Naturalmente, el muchacho no se expresaba con tanta propiedad, y su manera de hablar era confusa e inconexa, pero esto es más o menos lo que le dijo a Hatsue en aquel momento de excepcional elocuencia.

Ella no le interrumpió y escuchó todo lo que él decía haciendo gestos de asentimiento. Ni una sola vez pareció aburrida, y su rostro expresaba una verdadera comprensión y una confianza que llenaron a Shinji de alegría.

El muchacho no quería que ella le considerase frívolo, y al finalizar su serio discurso omitió adrede aquella última esperanza importante que incluyera en su plegaria al dios del mar unos días antes.

No había nada que esconder, y el sendero seguía ocultándolos en las densas sombras de los árboles, pero esta vez Shinji ni siquiera tomó la mano de Hatsue, y mucho menos pasó por su mente la idea de volver a besarla. Lo que había sucedido el día anterior en la oscura playa… no les parecía que eso hubiera sido un acto de su propia voluntad. Había sido un acontecimiento inaudito, causado por alguna fuerza ajena a ellos. Era un misterio que hubiera sucedido una cosa así. Esta vez apenas lograron convenir una cita en la torre de observación la tarde del próximo día en que los pesqueros no pudieran zarpar.

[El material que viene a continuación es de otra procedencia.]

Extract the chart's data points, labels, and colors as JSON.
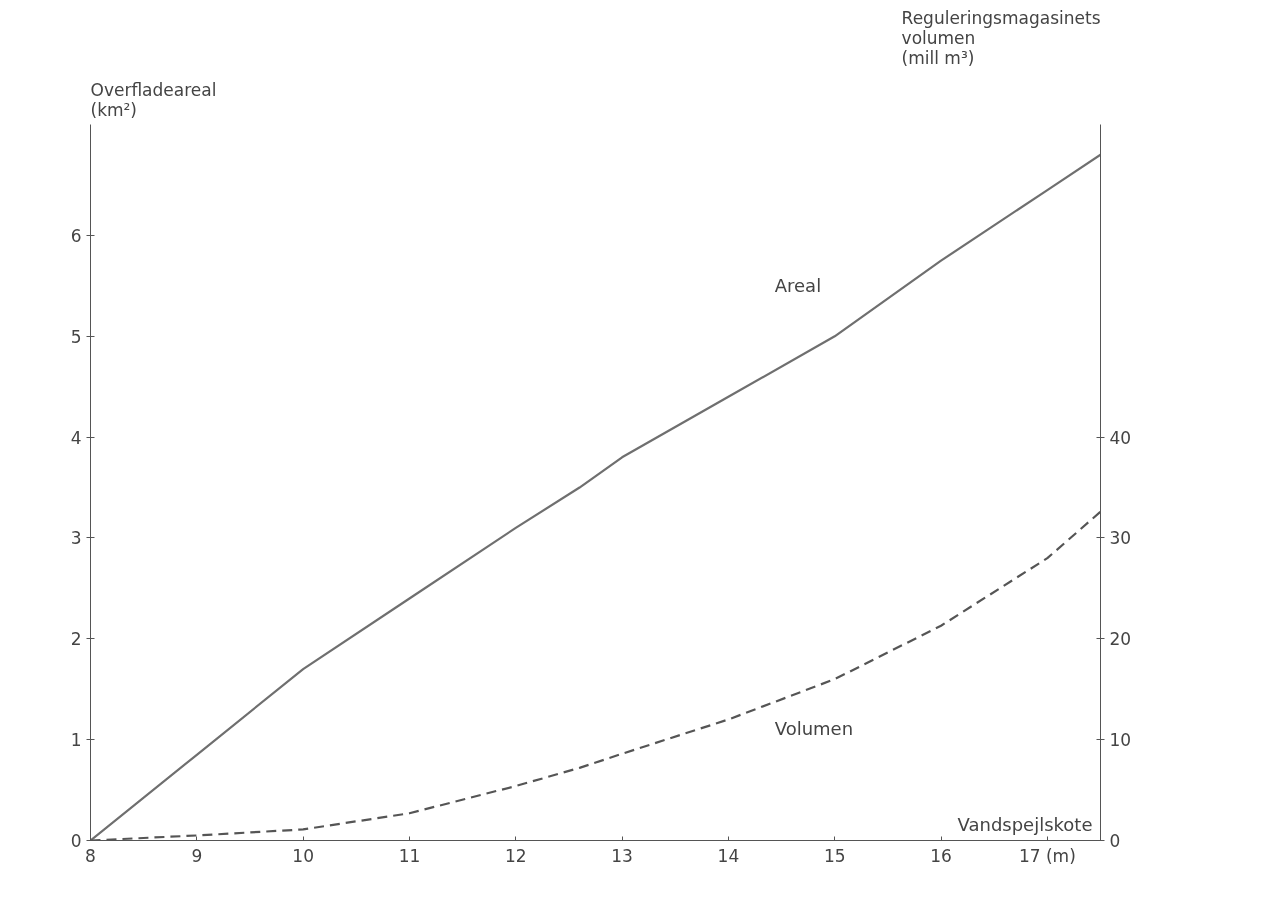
{
  "chart_data": {
    "type": "line",
    "xlabel": "Vandspejlskote",
    "ylabel": "Overfladeareal\n(km²)",
    "y2label": "Reguleringsmagasinets\nvolumen\n(mill m³)",
    "x": [
      8,
      9,
      10,
      11,
      12,
      12.6,
      13,
      14,
      15,
      16,
      17,
      17.5
    ],
    "series": [
      {
        "name": "Areal",
        "color": "#6f6f6f",
        "line_style": "solid",
        "values": [
          0,
          0.85,
          1.7,
          2.4,
          3.1,
          3.5,
          3.8,
          4.4,
          5.0,
          5.75,
          6.45,
          6.8
        ]
      },
      {
        "name": "Volumen",
        "color": "#555555",
        "line_style": "dashed",
        "axis": "y2",
        "values": [
          0,
          0.5,
          1.1,
          2.7,
          5.4,
          7.2,
          8.6,
          12.0,
          16.0,
          21.3,
          28.0,
          32.6
        ]
      }
    ],
    "xlim": [
      8,
      17.5
    ],
    "xticks": [
      8,
      9,
      10,
      11,
      12,
      13,
      14,
      15,
      16,
      {
        "value": 17,
        "label": "17 (m)"
      }
    ],
    "ylim": [
      0,
      7.1
    ],
    "yticks": [
      0,
      1,
      2,
      3,
      4,
      5,
      6
    ],
    "y2lim": [
      0,
      71
    ],
    "y2ticks": [
      0,
      10,
      20,
      30,
      40
    ],
    "grid": false
  }
}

Cuando salieron de la parte posterior del santuario de Yashiro, Hatsue emitió un leve grito de admiración y detuvo su marcha. Shinji se detuvo también.

El pueblo aparecía iluminado de repente con luces brillantes. Era exactamente como la inauguración de un espectacular festival insonoro: en cada ventana había una luz brillante e indomable, una luz sin el menor parecido a la de las humeantes lámparas de petróleo. Era como si el pueblo hubiese recobrado la vida y emergido de la negra noche… El generador eléctrico, averiado durante tanto tiempo, había sido reparado.

En los aledaños del pueblo tomaron distintas direcciones, y Hatsue bajó sola los escalones de piedra y entró en el pueblo, iluminado de nuevo, tras un largo periodo, por la luz de las farolas.